ATLANTA — The state Senate passed four election bills Tuesday.
"We are hearing from our voters that have lost confidence" in the election, Brad Carver told lawmakers Monday. Carver is a district chairman of the Georgia Republican Party.
"There was no widespread voter fraud," countered state Sen. Sally Harrell (D-DeKalb County) during a debate Tuesday.
At issue is whether Georgia should pass bills that would make voting more difficult.
"It’s about security and election integrity and allowing the Georgia public to have confidence in the vote," said state Sen. Larry Walker III (R-Perry), sponsor of a voter ID bill that passed Tuesday.
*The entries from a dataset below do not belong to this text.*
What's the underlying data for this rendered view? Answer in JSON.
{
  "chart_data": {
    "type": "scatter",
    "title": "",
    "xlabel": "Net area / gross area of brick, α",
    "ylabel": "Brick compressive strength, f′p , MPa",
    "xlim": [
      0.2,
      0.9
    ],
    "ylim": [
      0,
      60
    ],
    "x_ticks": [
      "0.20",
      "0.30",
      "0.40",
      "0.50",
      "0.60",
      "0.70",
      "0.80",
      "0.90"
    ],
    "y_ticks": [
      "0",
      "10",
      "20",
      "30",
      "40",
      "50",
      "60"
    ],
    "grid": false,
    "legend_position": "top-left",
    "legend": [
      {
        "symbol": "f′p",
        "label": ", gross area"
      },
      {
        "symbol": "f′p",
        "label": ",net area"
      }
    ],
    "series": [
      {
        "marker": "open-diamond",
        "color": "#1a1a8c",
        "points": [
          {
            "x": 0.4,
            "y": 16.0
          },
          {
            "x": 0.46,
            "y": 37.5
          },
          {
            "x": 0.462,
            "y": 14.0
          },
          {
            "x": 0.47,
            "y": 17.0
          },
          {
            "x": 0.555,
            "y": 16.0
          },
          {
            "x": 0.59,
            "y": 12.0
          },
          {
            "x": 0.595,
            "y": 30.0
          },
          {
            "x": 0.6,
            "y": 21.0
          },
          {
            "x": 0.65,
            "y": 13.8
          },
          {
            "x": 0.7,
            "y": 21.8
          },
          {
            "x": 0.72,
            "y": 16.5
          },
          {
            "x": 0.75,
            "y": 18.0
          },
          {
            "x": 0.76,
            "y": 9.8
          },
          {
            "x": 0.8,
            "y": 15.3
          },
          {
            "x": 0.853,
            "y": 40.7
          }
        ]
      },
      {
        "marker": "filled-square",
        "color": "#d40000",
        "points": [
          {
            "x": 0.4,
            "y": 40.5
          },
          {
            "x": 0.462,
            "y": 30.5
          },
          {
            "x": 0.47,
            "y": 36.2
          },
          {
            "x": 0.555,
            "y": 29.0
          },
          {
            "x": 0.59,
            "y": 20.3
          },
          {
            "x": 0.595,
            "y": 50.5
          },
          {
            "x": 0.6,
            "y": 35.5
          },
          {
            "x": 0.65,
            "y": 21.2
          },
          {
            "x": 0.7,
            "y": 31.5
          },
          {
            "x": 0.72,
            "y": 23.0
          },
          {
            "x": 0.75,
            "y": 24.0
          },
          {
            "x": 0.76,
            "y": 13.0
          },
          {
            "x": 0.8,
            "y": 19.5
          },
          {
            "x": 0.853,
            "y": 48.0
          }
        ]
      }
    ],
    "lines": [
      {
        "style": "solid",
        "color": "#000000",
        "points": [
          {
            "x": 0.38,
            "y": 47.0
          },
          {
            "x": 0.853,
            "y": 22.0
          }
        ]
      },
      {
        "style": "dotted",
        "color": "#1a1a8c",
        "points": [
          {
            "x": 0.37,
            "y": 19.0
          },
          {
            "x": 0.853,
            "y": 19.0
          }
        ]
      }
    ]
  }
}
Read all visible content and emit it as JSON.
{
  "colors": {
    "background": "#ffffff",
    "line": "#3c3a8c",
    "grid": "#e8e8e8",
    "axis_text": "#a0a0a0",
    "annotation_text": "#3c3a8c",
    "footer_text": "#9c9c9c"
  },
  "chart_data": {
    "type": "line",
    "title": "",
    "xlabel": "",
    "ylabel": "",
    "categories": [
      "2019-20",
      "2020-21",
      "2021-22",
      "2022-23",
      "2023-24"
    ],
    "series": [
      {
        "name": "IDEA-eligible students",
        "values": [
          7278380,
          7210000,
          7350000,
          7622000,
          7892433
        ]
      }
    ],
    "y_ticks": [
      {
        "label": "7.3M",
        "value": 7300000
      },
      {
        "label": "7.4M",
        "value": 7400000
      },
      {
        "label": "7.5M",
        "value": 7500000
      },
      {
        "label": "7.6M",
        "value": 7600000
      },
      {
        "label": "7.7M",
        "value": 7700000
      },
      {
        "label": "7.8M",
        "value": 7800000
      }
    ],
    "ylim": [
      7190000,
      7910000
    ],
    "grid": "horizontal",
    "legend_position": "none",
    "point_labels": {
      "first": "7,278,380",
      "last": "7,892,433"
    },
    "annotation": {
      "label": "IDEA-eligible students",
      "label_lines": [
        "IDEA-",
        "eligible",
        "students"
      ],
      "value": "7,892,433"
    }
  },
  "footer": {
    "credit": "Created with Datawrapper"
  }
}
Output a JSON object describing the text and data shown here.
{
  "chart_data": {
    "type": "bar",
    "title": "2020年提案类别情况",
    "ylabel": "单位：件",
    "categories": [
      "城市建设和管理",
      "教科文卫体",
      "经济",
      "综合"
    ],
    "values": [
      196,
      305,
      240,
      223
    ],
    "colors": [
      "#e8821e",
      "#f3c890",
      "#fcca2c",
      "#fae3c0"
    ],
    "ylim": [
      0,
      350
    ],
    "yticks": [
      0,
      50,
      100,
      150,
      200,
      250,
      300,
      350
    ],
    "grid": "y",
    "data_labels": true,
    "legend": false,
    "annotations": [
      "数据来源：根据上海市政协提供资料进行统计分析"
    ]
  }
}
Republicans say voters lost confidence after Donald Trump lost Georgia in November. To restore voter confidence, they’ve introduced measures that would, among other things: shorten the window for absentee voting; require voters to give reasons to request an absentee ballot; and restrict early voting, including eliminating Sunday voting.
Many Black churches in Georgia produced programs they called “souls to the polls,” sending folks straight from church into early voting sites. African Americans are largely among the most reliable voters for Democrats.
"Eliminating Sunday voting and one day on Saturday is a direct message to Black voters here in the state of Georgia – as well as the black church," said Rev. James Woodall, president of the Georgia NAACP, during a hearing Monday.
The range of Republican election bills drew a tearful rebuke from a longtime Democratic lawmaker from Macon.
"Every last one of these election bills is about the election didn’t turn out the way you want," state Sen. David Lucas told his GOP colleagues Tuesday. "You want perpetuate the lie that Trump told" about voter fraud.
Though the Senate passed four election bills by early afternoon, the measures that really worry the critics - including the ban on Sunday voting - are still pending.